2. Therapists irrational thinking leads them to think that they must experience what the client has experience to be helpful to the client.
Frankly, sometimes what comes out of the mouth of therapists is not much different than what is expressed by many clients. During a recent training, when I taught about distress intolerance and the fact that panic is ONLY unpleasant and uncomfortable, NOT unbearable or life-threatening, a therapist asked me, “Have you ever had a panic attack?” That led me to suspecting that the trainee most likely had a tendency to panic herself. My suspicion was confirmed by her.

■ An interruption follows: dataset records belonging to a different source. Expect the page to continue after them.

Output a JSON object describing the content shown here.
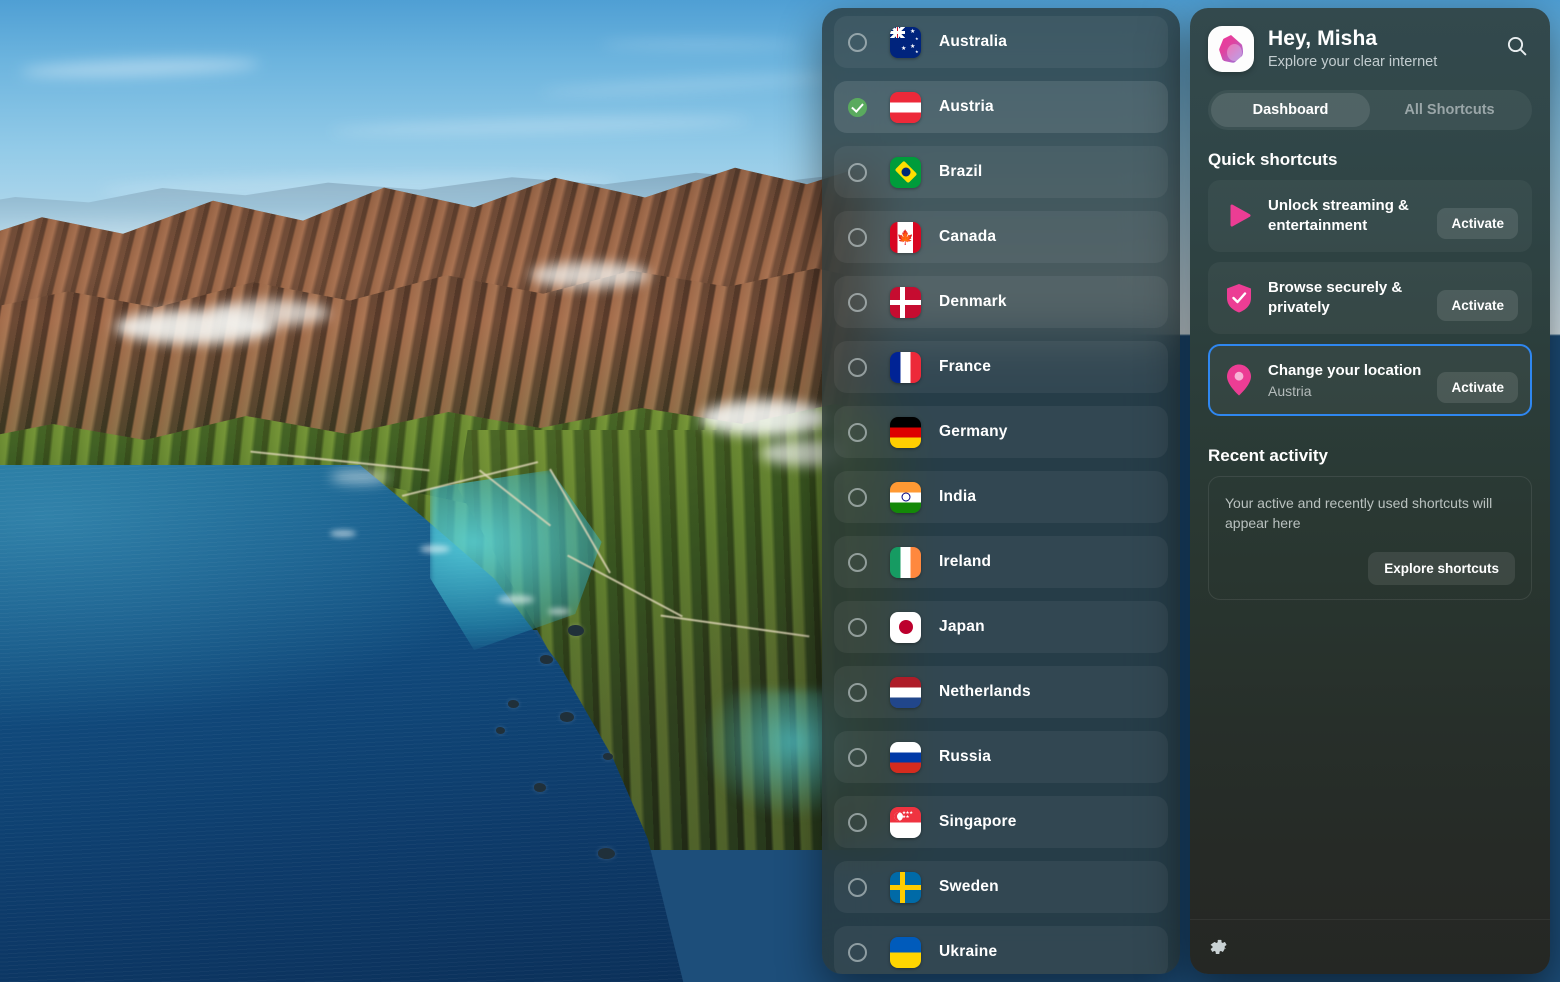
{
  "wallpaper": {
    "name": "big-sur-coastline",
    "description": "Aerial photo of Big Sur coastline with blue sky, brown ridges, green hills and deep blue ocean"
  },
  "country_list": {
    "name": "country-selector",
    "selected_country": "Austria",
    "countries": [
      {
        "name": "Australia",
        "code": "au",
        "selected": false
      },
      {
        "name": "Austria",
        "code": "at",
        "selected": true
      },
      {
        "name": "Brazil",
        "code": "br",
        "selected": false
      },
      {
        "name": "Canada",
        "code": "ca",
        "selected": false
      },
      {
        "name": "Denmark",
        "code": "dk",
        "selected": false
      },
      {
        "name": "France",
        "code": "fr",
        "selected": false
      },
      {
        "name": "Germany",
        "code": "de",
        "selected": false
      },
      {
        "name": "India",
        "code": "in",
        "selected": false
      },
      {
        "name": "Ireland",
        "code": "ie",
        "selected": false
      },
      {
        "name": "Japan",
        "code": "jp",
        "selected": false
      },
      {
        "name": "Netherlands",
        "code": "nl",
        "selected": false
      },
      {
        "name": "Russia",
        "code": "ru",
        "selected": false
      },
      {
        "name": "Singapore",
        "code": "sg",
        "selected": false
      },
      {
        "name": "Sweden",
        "code": "se",
        "selected": false
      },
      {
        "name": "Ukraine",
        "code": "ua",
        "selected": false
      }
    ]
  },
  "app": {
    "header": {
      "greeting": "Hey, Misha",
      "tagline": "Explore your clear internet",
      "logo_icon": "droplet-logo-icon",
      "search_icon": "search-icon"
    },
    "tabs": [
      {
        "label": "Dashboard",
        "active": true
      },
      {
        "label": "All Shortcuts",
        "active": false
      }
    ],
    "quick_shortcuts": {
      "title": "Quick shortcuts",
      "items": [
        {
          "title": "Unlock streaming & entertainment",
          "subtitle": "",
          "icon": "play-triangle-icon",
          "button": "Activate",
          "highlighted": false
        },
        {
          "title": "Browse securely & privately",
          "subtitle": "",
          "icon": "shield-check-icon",
          "button": "Activate",
          "highlighted": false
        },
        {
          "title": "Change your location",
          "subtitle": "Austria",
          "icon": "location-pin-icon",
          "button": "Activate",
          "highlighted": true
        }
      ]
    },
    "recent_activity": {
      "title": "Recent activity",
      "empty_text": "Your active and recently used shortcuts will appear here",
      "explore_button": "Explore shortcuts"
    },
    "footer": {
      "settings_icon": "gear-icon"
    },
    "colors": {
      "accent_pink": "#ec3d94",
      "highlight_blue": "#2f87f0",
      "selected_green": "#5aaa5e",
      "panel_top": "#33494d",
      "panel_bottom": "#262a26"
    }
  }
}
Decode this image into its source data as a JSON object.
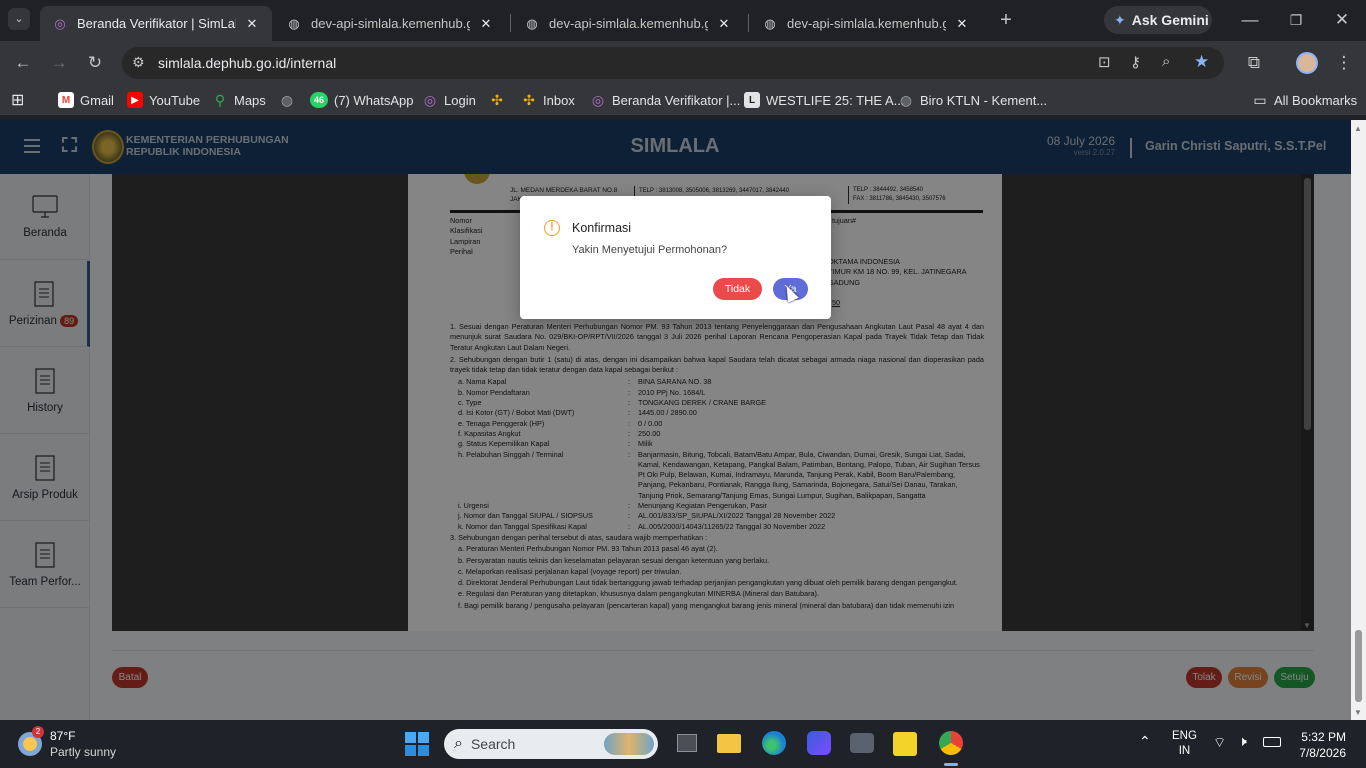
{
  "browser": {
    "tabs": [
      {
        "title": "Beranda Verifikator | SimLala",
        "active": true
      },
      {
        "title": "dev-api-simlala.kemenhub.go.id/..."
      },
      {
        "title": "dev-api-simlala.kemenhub.go.id/..."
      },
      {
        "title": "dev-api-simlala.kemenhub.go.id/..."
      }
    ],
    "gemini_label": "Ask Gemini",
    "url": "simlala.dephub.go.id/internal",
    "bookmarks": [
      {
        "label": "Gmail",
        "icon": "gmail-icon",
        "color": "#ea4335"
      },
      {
        "label": "YouTube",
        "icon": "youtube-icon",
        "color": "#ff0000"
      },
      {
        "label": "Maps",
        "icon": "maps-icon",
        "color": "#34a853"
      },
      {
        "label": "",
        "icon": "globe-icon",
        "color": "#9aa0a6"
      },
      {
        "label": "(7) WhatsApp",
        "icon": "whatsapp-icon",
        "color": "#25d366",
        "badge": "46"
      },
      {
        "label": "Login",
        "icon": "login-icon",
        "color": "#b06fc9"
      },
      {
        "label": "",
        "icon": "pinwheel-icon",
        "color": "#f4b400"
      },
      {
        "label": "Inbox",
        "icon": "inbox-icon",
        "color": "#f4b400"
      },
      {
        "label": "Beranda Verifikator |...",
        "icon": "simlala-icon",
        "color": "#b06fc9"
      },
      {
        "label": "WESTLIFE 25: THE A...",
        "icon": "ticket-icon",
        "color": "#e3e3e3"
      },
      {
        "label": "Biro KTLN - Kement...",
        "icon": "globe-icon",
        "color": "#9aa0a6"
      }
    ],
    "all_bookmarks": "All Bookmarks"
  },
  "app": {
    "ministry_line1": "KEMENTERIAN PERHUBUNGAN",
    "ministry_line2": "REPUBLIK INDONESIA",
    "title": "SIMLALA",
    "date": "08 July 2026",
    "version": "versi 2.0.27",
    "user": "Garin Christi Saputri, S.S.T.Pel",
    "nav": [
      {
        "label": "Beranda",
        "icon": "monitor-icon"
      },
      {
        "label": "Perizinan",
        "icon": "document-icon",
        "badge": "89"
      },
      {
        "label": "History",
        "icon": "document-icon"
      },
      {
        "label": "Arsip Produk",
        "icon": "document-icon"
      },
      {
        "label": "Team Perfor...",
        "icon": "document-icon"
      }
    ],
    "buttons": {
      "batal": "Batal",
      "tolak": "Tolak",
      "revisi": "Revisi",
      "setuju": "Setuju"
    }
  },
  "document": {
    "address_left": "JL. MEDAN MERDEKA BARAT NO.8",
    "address_left2": "JAK",
    "telp_mid": "TELP : 3813008, 3505006, 3813269, 3447017, 3842440",
    "telp_right": "TELP : 3844492, 3458540",
    "fax_right": "FAX : 3811786, 3845430, 3507576",
    "meta_labels": [
      "Nomor",
      "Klasifikasi",
      "Lampiran",
      "Perihal"
    ],
    "right_top": "tujuan#",
    "recipient": [
      "OKTAMA INDONESIA",
      "TIMUR KM 18 NO. 99, KEL. JATINEGARA",
      "GADUNG"
    ],
    "rec_num": "50",
    "para1": "1. Sesuai dengan Peraturan Menteri Perhubungan Nomor PM. 93 Tahun 2013 tentang Penyelenggaraan dan Pengusahaan Angkutan Laut Pasal 48 ayat 4 dan menunjuk surat Saudara No. 029/BKI-OP/RPT/VII/2026 tanggal 3 Juli 2026 perihal Laporan Rencana Pengoperasian Kapal pada Trayek Tidak Tetap dan Tidak Teratur Angkutan Laut Dalam Negeri.",
    "para2": "2. Sehubungan dengan butir 1 (satu) di atas, dengan ini disampaikan bahwa kapal Saudara telah dicatat sebagai armada niaga nasional dan dioperasikan pada trayek tidak tetap dan tidak teratur dengan data kapal sebagai berikut :",
    "ship": [
      {
        "k": "a. Nama Kapal",
        "v": "BINA SARANA NO. 38"
      },
      {
        "k": "b. Nomor Pendaftaran",
        "v": "2010 PPj No. 1684/L"
      },
      {
        "k": "c. Type",
        "v": "TONGKANG DEREK / CRANE BARGE"
      },
      {
        "k": "d. Isi Kotor (GT) / Bobot Mati (DWT)",
        "v": "1445.00  / 2890.00"
      },
      {
        "k": "e. Tenaga Penggerak (HP)",
        "v": "0  / 0.00"
      },
      {
        "k": "f.  Kapasitas Angkut",
        "v": "250.00"
      },
      {
        "k": "g. Status Kepemilikan Kapal",
        "v": "Milik"
      },
      {
        "k": "h. Pelabuhan Singgah / Terminal",
        "v": "Banjarmasin, Bitung, Tobcali, Batam/Batu Ampar, Bula, Ciwandan, Dumai, Gresik, Sungai Liat, Sadai, Kamal, Kendawangan, Ketapang, Pangkal Balam, Patimban, Bontang, Palopo, Tuban, Air Sugihan Tersus Pt Oki Pulp, Belawan, Kumai, Indramayu, Marunda, Tanjung Perak, Kabil, Boom Baru/Palembang, Panjang, Pekanbaru, Pontianak, Rangga Ilung, Samarinda, Bojonegara, Satui/Sei Danau, Tarakan, Tanjung Priok, Semarang/Tanjung Emas, Sungai Lumpur, Sugihan, Balikpapan, Sangatta"
      },
      {
        "k": "i.  Urgensi",
        "v": "Menunjang Kegiatan Pengerukan, Pasir"
      },
      {
        "k": "j.  Nomor dan Tanggal SIUPAL / SIOPSUS",
        "v": "AL.001/833/SP_SIUPAL/XI/2022  Tanggal 28 November 2022"
      },
      {
        "k": "k. Nomor dan Tanggal Spesifikasi Kapal",
        "v": "AL.005/2000/14043/11265/22  Tanggal 30 November 2022"
      }
    ],
    "para3": "3. Sehubungan dengan perihal tersebut di atas, saudara wajib memperhatikan :",
    "obligations": [
      "a. Peraturan Menteri Perhubungan Nomor PM. 93 Tahun 2013 pasal 46 ayat (2).",
      "b. Persyaratan nautis teknis dan keselamatan pelayaran sesuai dengan ketentuan yang berlaku.",
      "c. Melaporkan realisasi perjalanan kapal (voyage report) per triwulan.",
      "d. Direktorat Jenderal Perhubungan Laut tidak bertanggung jawab terhadap perjanjian pengangkutan yang dibuat oleh pemilik barang dengan pengangkut.",
      "e. Regulasi dan Peraturan yang ditetapkan, khususnya dalam pengangkutan MINERBA (Mineral dan Batubara).",
      "f. Bagi pemilik barang / pengusaha pelayaran (pencarteran kapal) yang mengangkut barang jenis mineral (mineral dan batubara) dan tidak memenuhi izin"
    ]
  },
  "modal": {
    "title": "Konfirmasi",
    "message": "Yakin Menyetujui Permohonan?",
    "no": "Tidak",
    "yes": "Ya"
  },
  "taskbar": {
    "weather_badge": "2",
    "temp": "87°F",
    "weather": "Partly sunny",
    "search": "Search",
    "lang1": "ENG",
    "lang2": "IN",
    "time": "5:32 PM",
    "date": "7/8/2026"
  }
}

Rational therapists recognize that accurate empathy is NOT attempting to discover how the therapist would feel “in the client’s shoes.” Accurate empathy is working to understand how the client feels in his or her shoes. If the therapist has experienced something similar to the client’s experience, the therapist runs the risk of projecting his or her experience onto the client.
3. Therapist irrational thinking causes them to overlook the client’s irrational thoughts.
A client seeks therapy because they are painfully shy. Their reluctance to be around people is based on the belief that they must have everyone’s approval, yet they doubt that others will view them favorably. However, the therapist maintains the same irrational belief. What is the therapist likely to do in this situation? THE THERAPIST WILL AGREE WITH THE CLIENT! As a result, one of the two people in that situation is useless, and it is not the client.
It is imperative that therapists who strive to perform effective cognitive-behavioral therapy learn how to recognize irrational thoughts and to apply that knowledge to their own cognitions. We need to work at eliminating our own irrational thoughts so that we may be in the best possible position to help the client recognize his or her own.
Rational therapists recognize that rational self-counseling is a life-long process, and that we can always improve our ability to think and behave rationally. But doing so, our clients will benefit from our increased ability to recognize their irrational thought and to help them to correct them.